Pertengahan 1980-an, Amerika Serikat menggelontorkan tak sedikit dolar untuk Mujahiddin yang segera menjadi jauh lebih kuat. Di saat bersamaan, untuk mempertahankan kekuasaannya di Afghan, Moskow mengganti Karmal dengan Muhammad Najibullah, bekas kepala Polisi Rahasia Afghan yang dinilai lebih setia kepada Soviet.

Perang semakin menjadi dan orang Afghan semakin banyak yang mati. April 1988, Amerika Serikat dan Uni Soviet bertemu di Jenewa. Dalam pertemuan itu Soviet yang sedang kewalahan akhirnya memilih mundur. Pada Februari 1989 Tentara Merah meninggalkan Kabul dan kaki tangan mereka, Najibullah.

Maret 1992 pasukan Mujahiddin masuk Kabul yang semakin berdebu. Peperangan berubah bentuk: para pemimpin suku yang juga panglima perang siap saling membunuh. Masing-masing merasa dirinya lebih pantas memimpin Afghan. Untuk menghindari perang di antara sesama mereka, belasan warlord bertemu pada Maret 1993. Dalam pertemuan itu pemimpin suku Tajik dan Jamiat-I-Islami, Burhanuddin Rabbani, terpilih sebagai presiden.

Tapi tak semua merasa puas. Perlawanan terbesar terhadap Rabbani datang dari kubu Hezb-I-Islami yang dipimpin Gulbuddin Hekmatyar. Untuk meredam konflik, Hekmatyar diangkat menjadi perdana menteri. Tapi konflik tak juga selesai. Januari 1994 Heknmatyar yang kini didukung pemimpin suku Uzbek dan Ittehad-I-Islami, Abdul Rashid Dostum, menggulingkan Rabbani.
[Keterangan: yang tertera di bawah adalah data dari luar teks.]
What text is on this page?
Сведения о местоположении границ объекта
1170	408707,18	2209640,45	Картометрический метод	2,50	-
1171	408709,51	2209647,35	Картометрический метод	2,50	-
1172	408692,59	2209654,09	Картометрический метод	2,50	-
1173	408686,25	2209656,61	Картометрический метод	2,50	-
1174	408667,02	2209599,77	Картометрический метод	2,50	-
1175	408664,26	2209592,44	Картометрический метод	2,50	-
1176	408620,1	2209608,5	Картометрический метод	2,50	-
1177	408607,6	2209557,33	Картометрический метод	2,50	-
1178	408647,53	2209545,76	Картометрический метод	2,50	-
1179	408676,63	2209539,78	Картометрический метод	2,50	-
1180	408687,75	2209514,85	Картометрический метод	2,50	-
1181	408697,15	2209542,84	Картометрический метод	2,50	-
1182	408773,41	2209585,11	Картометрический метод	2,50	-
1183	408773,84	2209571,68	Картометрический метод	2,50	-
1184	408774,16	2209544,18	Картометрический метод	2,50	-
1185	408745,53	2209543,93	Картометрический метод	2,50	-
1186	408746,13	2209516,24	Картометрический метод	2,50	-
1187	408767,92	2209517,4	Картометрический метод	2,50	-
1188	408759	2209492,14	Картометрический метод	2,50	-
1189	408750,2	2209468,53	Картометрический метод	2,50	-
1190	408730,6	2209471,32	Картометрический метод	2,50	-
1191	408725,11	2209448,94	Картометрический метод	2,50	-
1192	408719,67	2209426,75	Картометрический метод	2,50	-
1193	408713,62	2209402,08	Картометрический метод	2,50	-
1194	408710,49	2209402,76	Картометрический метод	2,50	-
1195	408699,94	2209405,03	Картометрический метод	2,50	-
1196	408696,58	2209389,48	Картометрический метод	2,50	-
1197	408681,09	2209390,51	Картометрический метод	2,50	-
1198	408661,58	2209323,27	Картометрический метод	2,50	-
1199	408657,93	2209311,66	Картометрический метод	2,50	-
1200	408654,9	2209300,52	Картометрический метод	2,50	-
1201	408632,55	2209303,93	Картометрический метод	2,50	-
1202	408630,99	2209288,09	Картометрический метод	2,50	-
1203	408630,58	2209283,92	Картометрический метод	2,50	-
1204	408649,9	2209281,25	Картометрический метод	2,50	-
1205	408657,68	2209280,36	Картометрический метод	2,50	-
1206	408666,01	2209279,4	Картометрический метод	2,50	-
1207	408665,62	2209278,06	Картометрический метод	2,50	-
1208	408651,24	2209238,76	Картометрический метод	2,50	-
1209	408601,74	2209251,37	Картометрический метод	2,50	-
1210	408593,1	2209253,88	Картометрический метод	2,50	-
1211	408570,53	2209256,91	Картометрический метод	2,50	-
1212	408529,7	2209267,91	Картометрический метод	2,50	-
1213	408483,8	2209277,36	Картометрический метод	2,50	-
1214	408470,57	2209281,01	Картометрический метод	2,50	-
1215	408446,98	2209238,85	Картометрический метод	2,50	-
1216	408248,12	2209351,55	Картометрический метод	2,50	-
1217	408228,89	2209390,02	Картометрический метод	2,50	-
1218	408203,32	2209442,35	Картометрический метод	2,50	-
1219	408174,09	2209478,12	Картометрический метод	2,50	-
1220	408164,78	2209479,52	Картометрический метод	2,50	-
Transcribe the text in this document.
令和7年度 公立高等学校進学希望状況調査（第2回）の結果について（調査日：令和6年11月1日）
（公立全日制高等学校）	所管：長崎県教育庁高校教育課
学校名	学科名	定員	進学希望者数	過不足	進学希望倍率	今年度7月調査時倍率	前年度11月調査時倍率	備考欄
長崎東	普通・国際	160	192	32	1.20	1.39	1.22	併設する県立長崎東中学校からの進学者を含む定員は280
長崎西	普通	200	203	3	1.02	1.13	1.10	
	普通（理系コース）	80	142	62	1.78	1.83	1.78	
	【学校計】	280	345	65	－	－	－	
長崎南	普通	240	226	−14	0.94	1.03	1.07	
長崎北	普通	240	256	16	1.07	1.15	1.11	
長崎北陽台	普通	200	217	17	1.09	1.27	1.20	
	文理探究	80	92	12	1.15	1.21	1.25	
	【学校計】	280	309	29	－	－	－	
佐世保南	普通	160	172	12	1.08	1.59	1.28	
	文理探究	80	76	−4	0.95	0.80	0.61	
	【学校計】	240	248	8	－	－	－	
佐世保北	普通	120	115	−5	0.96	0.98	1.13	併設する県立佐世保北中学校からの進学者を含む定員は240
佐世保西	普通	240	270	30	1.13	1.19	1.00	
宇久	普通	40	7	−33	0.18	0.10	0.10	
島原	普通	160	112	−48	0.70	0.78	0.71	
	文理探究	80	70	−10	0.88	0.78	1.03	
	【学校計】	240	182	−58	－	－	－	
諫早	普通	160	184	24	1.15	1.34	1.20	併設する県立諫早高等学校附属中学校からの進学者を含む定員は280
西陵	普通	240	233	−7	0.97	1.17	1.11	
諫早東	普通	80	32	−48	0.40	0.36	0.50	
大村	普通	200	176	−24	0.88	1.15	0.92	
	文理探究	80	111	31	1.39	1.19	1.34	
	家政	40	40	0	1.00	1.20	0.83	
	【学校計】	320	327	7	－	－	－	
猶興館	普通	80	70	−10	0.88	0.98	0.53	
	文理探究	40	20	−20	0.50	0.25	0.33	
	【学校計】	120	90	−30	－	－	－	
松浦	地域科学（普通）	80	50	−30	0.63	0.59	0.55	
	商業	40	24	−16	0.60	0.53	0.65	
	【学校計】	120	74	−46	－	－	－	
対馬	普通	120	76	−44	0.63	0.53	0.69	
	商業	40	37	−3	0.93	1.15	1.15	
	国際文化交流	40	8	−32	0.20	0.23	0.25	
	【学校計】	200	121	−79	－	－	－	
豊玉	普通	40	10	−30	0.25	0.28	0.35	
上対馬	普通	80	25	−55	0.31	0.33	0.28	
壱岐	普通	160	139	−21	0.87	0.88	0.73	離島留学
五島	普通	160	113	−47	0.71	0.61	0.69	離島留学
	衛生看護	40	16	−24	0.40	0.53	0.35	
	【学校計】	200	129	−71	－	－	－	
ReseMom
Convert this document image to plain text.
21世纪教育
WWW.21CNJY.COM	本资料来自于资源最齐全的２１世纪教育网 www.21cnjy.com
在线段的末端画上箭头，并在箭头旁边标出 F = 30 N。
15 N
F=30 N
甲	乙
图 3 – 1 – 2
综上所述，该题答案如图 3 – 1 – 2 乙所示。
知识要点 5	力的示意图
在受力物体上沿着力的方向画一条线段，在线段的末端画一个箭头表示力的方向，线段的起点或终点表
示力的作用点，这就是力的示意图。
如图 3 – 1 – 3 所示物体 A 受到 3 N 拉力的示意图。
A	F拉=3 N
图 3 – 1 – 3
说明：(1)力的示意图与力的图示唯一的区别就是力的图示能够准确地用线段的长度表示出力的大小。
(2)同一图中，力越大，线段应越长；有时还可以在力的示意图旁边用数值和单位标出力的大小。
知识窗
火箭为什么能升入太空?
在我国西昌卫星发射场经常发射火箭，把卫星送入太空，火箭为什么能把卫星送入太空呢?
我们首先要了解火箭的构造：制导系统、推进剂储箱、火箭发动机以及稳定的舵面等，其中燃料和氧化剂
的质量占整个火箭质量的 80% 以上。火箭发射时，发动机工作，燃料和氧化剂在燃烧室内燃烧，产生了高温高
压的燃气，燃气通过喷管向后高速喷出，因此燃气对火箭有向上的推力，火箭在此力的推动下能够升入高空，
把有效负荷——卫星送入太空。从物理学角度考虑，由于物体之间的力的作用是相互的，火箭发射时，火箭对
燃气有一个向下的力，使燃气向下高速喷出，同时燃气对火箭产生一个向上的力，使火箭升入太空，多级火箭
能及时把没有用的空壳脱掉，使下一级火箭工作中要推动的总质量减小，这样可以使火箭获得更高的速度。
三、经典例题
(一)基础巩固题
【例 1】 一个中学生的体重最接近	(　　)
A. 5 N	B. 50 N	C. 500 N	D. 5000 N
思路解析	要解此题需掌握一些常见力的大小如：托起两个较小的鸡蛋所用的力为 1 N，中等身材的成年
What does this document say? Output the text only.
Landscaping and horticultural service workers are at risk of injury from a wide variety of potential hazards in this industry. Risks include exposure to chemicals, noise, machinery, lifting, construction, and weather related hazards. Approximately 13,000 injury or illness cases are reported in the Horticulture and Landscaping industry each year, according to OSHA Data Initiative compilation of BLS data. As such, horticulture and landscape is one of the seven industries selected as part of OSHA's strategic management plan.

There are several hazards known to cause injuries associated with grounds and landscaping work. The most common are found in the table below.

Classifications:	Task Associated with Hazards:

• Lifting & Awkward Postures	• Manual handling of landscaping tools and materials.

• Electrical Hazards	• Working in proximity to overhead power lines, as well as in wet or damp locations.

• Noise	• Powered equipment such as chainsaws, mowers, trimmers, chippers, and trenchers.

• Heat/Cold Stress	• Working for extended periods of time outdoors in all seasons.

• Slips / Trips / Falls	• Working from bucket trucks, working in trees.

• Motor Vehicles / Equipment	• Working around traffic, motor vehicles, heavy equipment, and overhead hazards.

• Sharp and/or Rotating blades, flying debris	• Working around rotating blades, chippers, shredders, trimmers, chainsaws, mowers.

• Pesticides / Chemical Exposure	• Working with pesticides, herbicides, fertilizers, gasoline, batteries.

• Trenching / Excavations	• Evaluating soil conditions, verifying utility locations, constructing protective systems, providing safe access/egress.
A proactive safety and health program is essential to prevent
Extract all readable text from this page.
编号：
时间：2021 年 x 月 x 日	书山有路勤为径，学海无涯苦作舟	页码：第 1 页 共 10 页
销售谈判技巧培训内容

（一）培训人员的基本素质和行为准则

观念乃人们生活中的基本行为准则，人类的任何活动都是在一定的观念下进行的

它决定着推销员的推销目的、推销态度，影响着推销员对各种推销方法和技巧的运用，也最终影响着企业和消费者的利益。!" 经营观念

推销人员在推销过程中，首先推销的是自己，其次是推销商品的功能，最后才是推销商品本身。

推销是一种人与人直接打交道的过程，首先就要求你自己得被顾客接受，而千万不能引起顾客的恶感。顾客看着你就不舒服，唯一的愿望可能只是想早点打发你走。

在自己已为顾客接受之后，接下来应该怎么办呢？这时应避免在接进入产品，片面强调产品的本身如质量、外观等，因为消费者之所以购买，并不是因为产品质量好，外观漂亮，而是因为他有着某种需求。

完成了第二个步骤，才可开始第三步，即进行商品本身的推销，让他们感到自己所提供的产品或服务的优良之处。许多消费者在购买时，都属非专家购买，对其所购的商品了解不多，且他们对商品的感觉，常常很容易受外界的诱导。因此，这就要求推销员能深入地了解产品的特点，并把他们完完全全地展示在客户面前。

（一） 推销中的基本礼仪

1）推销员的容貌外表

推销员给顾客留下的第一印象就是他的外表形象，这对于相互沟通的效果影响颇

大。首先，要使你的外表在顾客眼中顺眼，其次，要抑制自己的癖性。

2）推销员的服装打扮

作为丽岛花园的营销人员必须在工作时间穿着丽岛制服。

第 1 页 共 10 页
Lalu Kabul dan seluruh Afghan pun lumpuh.

Pada 1996, giliran Thaliban unjuk kekuatan. Berbekal “dukungan rahasia” Amerika Serikat, Thaliban menghadapi semua kubu sekaligus. Pada akhir 1997 mereka menguasai tak kurang dari 2/3 wilayah Afghan, termasuk Kabul. Sementara Dostum menguasai wilayah utara yang berbatasan dengan Uzbekistan. Hezb-I-Wahdat yang dipimpin Karim Khalili menguasai Bamiyan dan Hazarat, kawasan pegunungan di tengah Afghan. Hamid Karzai yang kelak menjadi perdana menteri pasca-Thaliban, menguasai Uruzgan. Ismail Khan mengusai Herat. Adapun Rabbani dan Masood, menguasai tiga provinsi dekat perbatasan dengan Tajikistan.

***
Di musim gugur 2001 Asne Seierstad mengawali perjalanannya dari kaki Hindu Kush. Wartawan asal Norwegia itu bergabung dengan Aliansi Utara menuju reruntuhan Kabul, tempat ia bertemu Sultan Khan, saudagar buku yang masih bertahan di kota itu.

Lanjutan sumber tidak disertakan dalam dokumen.